Frisch, fruchtig, spritzig mit anregender Perlenbildung und intensiven Fruchtaromen – mit einem genialen Etikett.
DieProseccoTanten
Ein Zusammenschluss aus Freunden, die für gesellschaftliche Gleichberechtigung einstehen. Das Hauptanliegen des Vereins ist es, durch verschiedenste Projekte, Aktionen und Initiativen Spenden für die LGBTQI+-Community zu sammeln.

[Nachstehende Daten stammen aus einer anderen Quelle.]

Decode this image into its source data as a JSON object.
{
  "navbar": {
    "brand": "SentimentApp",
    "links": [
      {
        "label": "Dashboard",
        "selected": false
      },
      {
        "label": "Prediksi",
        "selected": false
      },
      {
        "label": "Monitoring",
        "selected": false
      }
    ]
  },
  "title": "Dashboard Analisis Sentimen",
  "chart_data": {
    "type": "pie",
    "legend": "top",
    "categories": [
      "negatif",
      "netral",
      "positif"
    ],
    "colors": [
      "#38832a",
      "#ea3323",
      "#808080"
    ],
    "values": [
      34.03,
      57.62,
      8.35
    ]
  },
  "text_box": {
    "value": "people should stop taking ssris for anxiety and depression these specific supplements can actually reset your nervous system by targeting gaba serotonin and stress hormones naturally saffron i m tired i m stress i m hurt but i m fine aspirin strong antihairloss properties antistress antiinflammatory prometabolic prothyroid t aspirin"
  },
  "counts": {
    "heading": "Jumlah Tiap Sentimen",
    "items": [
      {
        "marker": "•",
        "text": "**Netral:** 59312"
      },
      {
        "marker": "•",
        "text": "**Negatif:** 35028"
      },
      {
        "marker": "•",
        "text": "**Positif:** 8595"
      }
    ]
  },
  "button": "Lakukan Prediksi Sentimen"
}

Im Sommer 2022 wurde beispielsweise das Young Trans*- & Inter*-Camp, das vom Verein Courage organisiert wird, unterstützt. Die Einnahmen aus dem Verkauf des Schaumweins „Rosa Himmel“, der in Zusammenarbeit mit dem burgenländischen Winzer Christian Kirnbauer kreiert wurde, sowie auch die coolen Tragetaschen und finanzielle Spenden von Privatpersonen und namhaften Unternehmen sind eine weitere Einnahmequelle, womit weitere Projekte unterstützt werden.